To auto-enable RDS Protection for existing member accounts
  1. Open the GuardDuty console at https://console.amazonaws.cn/guardduty/.

    Make sure to use the delegated administrator account credentials.

  2. In the navigation pane, under Settings, choose RDS Protection.

  3. On the RDS Protection page, choose Enable all to enable RDS Login Activity Monitoring for all the member accounts.

    By default, this action automatically turns on the Auto-enable GuardDuty and RDS Login Activity Monitoring for new member accounts option.

    If you can't use the Enable all option, see Selectively enable or disable RDS Protection for member accounts.

  4. Confirm your selection. You can now view the number of active member accounts in your organization that have RDS Login Activity Monitoring enabled.

Auto-enable RDS Protection for new member accounts

Note

This functionality is only available to a GuardDuty delegated administrator account incorporated through Amazon Organizations.

The delegated administrator can enable RDS Login Activity Monitoring for new member accounts in an organization through the console, using either the RDS Protection or Accounts page.

To auto-enable RDS Protection for new member accounts
  1. Open the GuardDuty console at https://console.amazonaws.cn/guardduty/.

    Make sure to use the delegated administrator account credentials.

  2. Do one of the following:

    • Using the RDS Protection page:

      1. In the navigation pane, under Settings, choose RDS Protection.

      2. On the RDS Protection page, turn on Auto-enable RDS Login Activity Monitoring for new member accounts.

    • Using the Accounts page:

      1. In the navigation pane, under Settings, choose Accounts.

      2. On the Accounts page, next to the refresh icon ( ), choose Auto-enable.

      3. In the Auto-enable GuardDuty and set source preferences configuration, make sure that Auto-enable GuardDuty for all accounts added to your organization is turned on.

      4. You can now turn on Enable RDS Login Activity Monitoring for new member accounts.

Selectively enable or disable RDS Protection for member accounts

Note

This functionality is only available to a GuardDuty delegated administrator incorporated through Amazon Organizations.

You can selectively enable or disable monitoring RDS login activity for a member account through the console.

To selectively enable or disable RDS Protection for member accounts
  1. Open the GuardDuty console at https://console.amazonaws.cn/guardduty/.

    Make sure to use the delegated administrator account credentials.

  2. In the navigation pane, under Settings, choose Accounts.

    On the Accounts page, review the RDS login activity column.
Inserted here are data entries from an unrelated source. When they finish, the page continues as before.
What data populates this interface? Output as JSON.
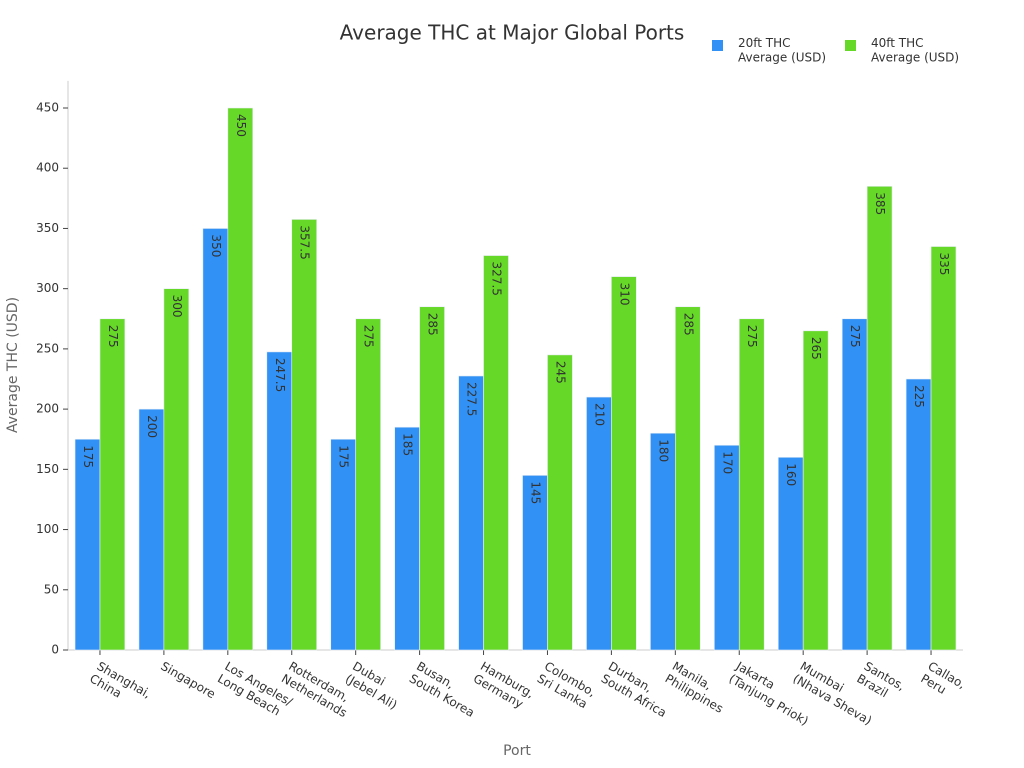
{
  "chart_data": {
    "type": "bar",
    "title": "Average THC at Major Global Ports",
    "x_label": "Port",
    "y_label": "Average THC (USD)",
    "categories": [
      "Shanghai,\nChina",
      "Singapore",
      "Los Angeles/\nLong Beach",
      "Rotterdam,\nNetherlands",
      "Dubai\n(Jebel Ali)",
      "Busan,\nSouth Korea",
      "Hamburg,\nGermany",
      "Colombo,\nSri Lanka",
      "Durban,\nSouth Africa",
      "Manila,\nPhilippines",
      "Jakarta\n(Tanjung Priok)",
      "Mumbai\n(Nhava Sheva)",
      "Santos,\nBrazil",
      "Callao,\nPeru"
    ],
    "series": [
      {
        "name": "20ft THC\nAverage (USD)",
        "color": "#3291f5",
        "values": [
          175,
          200,
          350,
          247.5,
          175,
          185,
          227.5,
          145,
          210,
          180,
          170,
          160,
          275,
          225
        ]
      },
      {
        "name": "40ft THC\nAverage (USD)",
        "color": "#66d827",
        "values": [
          275,
          300,
          450,
          357.5,
          275,
          285,
          327.5,
          245,
          310,
          285,
          275,
          265,
          385,
          335
        ]
      }
    ],
    "ylim": [
      0,
      472.5
    ],
    "yticks": [
      0,
      50,
      100,
      150,
      200,
      250,
      300,
      350,
      400,
      450
    ],
    "legend": "top-right"
  }
}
A green checkmark icon ( ) indicates that RDS login activity monitoring is enabled, and a blue dash icon ( ) indicates that RDS login activity monitoring is disabled.

  3. Choose the account that you want to configure for RDS Protection. You can choose multiple accounts at a time. From the Actions dropdown menu, choose Enable RDS Login Activity Monitoring or Disable RDS Login Activity Monitoring to enable or disable monitoring RDS login activity.